Saturday, January 1, 2022

New Year's Day by Billy Collins


Everyone has two birthdays

according to the English essayist Charles Lamb,

the day you were born and New Year’s Day—


a droll observation to mull over

as I wait for the tea water to boil in a kitchen

that is being transformed by the morning light

into one of those brilliant rooms of Matisse.


“No one ever regarded the First of January

with indifference,” writes Lamb,

for unlike Groundhog Day or the feast of the Annunciation,


New Year’s marks nothing but the pure passage of time,

I realized, as I lowered a tin diving bell

of tea leaves into a little ocean of roiling water.

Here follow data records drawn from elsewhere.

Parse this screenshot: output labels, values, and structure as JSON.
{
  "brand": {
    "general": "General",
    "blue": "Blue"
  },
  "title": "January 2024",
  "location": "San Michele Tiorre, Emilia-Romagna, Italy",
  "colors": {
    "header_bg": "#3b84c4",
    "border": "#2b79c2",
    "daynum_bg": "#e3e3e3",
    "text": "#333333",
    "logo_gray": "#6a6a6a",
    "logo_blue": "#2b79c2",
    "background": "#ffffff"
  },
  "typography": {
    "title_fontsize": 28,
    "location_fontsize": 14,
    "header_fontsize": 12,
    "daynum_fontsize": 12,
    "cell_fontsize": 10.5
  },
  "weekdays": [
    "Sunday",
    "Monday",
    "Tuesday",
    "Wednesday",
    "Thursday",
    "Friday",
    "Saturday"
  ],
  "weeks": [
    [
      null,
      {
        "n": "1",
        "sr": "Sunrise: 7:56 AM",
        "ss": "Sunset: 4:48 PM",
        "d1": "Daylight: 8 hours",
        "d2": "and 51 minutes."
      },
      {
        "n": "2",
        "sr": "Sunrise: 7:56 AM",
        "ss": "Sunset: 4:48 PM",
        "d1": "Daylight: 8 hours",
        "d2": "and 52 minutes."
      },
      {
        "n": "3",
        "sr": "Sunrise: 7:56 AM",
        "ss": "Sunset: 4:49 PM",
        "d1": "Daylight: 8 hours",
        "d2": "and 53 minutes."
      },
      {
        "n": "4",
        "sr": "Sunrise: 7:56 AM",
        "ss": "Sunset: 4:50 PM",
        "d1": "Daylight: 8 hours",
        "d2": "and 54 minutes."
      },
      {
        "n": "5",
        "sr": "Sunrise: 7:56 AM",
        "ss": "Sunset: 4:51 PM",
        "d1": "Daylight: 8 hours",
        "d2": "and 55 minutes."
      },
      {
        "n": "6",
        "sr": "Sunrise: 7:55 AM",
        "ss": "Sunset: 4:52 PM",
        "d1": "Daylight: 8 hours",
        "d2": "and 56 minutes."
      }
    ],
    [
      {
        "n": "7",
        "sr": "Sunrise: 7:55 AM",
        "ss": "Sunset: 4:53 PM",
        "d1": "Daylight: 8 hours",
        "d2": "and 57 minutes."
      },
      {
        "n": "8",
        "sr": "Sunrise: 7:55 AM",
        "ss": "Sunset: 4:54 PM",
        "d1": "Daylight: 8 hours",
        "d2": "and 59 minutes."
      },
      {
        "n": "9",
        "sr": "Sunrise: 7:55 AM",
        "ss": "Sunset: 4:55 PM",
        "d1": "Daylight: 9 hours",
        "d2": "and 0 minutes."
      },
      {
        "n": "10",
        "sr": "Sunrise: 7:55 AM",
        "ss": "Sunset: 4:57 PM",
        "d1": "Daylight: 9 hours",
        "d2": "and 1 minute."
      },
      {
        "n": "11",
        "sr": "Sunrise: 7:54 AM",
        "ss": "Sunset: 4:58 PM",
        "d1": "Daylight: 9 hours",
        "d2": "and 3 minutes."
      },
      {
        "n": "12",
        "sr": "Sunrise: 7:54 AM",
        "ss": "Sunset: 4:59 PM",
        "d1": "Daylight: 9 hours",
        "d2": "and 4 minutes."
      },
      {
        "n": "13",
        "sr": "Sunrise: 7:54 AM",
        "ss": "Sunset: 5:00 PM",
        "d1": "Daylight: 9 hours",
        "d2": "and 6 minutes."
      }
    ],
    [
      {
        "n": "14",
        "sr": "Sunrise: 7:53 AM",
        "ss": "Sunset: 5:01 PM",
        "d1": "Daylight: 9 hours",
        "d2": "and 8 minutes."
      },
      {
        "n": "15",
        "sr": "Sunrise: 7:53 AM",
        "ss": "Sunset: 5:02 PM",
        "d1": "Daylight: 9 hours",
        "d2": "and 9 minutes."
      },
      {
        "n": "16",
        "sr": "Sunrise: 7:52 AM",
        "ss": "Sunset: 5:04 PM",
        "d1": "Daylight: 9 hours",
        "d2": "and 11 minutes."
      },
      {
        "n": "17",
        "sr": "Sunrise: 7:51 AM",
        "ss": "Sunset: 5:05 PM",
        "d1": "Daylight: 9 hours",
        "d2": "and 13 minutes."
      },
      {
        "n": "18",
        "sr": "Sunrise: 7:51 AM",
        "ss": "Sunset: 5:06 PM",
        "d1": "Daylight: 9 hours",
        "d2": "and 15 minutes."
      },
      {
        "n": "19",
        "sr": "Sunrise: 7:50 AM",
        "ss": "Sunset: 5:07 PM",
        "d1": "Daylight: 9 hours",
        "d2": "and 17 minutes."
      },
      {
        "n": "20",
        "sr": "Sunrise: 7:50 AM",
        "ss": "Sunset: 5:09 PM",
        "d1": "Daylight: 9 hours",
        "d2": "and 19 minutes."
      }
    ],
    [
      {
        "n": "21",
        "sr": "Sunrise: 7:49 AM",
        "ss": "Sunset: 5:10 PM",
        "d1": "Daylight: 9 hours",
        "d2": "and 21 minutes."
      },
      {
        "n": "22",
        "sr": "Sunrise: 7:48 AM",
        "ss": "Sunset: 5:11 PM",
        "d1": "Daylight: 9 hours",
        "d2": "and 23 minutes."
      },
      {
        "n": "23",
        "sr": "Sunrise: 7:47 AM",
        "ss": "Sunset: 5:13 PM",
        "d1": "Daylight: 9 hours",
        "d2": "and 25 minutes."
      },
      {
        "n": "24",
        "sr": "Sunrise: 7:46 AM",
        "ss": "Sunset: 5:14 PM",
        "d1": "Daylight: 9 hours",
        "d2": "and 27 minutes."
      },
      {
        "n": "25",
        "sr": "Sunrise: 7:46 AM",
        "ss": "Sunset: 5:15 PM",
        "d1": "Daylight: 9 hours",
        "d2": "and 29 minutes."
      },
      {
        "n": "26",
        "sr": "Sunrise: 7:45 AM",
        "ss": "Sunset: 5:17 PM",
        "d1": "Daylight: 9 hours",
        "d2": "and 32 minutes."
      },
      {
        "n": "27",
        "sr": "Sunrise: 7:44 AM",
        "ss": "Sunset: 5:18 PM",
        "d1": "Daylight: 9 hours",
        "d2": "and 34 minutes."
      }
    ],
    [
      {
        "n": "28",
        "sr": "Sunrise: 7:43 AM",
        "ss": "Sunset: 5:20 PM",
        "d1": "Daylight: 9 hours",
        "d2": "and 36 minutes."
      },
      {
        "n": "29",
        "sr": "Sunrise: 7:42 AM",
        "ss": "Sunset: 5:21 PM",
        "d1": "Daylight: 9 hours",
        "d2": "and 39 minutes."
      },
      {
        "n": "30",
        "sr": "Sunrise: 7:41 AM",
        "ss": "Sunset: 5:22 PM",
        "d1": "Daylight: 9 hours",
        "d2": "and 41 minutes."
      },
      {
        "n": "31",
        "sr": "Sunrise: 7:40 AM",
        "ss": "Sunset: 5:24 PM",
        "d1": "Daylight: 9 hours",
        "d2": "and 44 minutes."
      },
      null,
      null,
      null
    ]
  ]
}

I like to regard my own birthday

as the joyous anniversary of my existence,

probably because I was, and remain

to this day in late December, an only child.


And as an only child—

a tea-sipping, toast-nibbling only child

in a bright, colorful room—

I would welcome an extra birthday,

one more opportunity to stop what we are doing

for a moment and celebrate my presence here on earth.


And would it not also be a small consolation

to us all for having to face a death-day, too,

an X drawn through a number

in a square on some kitchen calendar of the future,


the day when each of us is thrown off the train of time

by a burly, heartless conductor

as it roars through the months and years,


party hats, candles, confetti, and horoscopes

billowing up in the turbulent storm of its wake.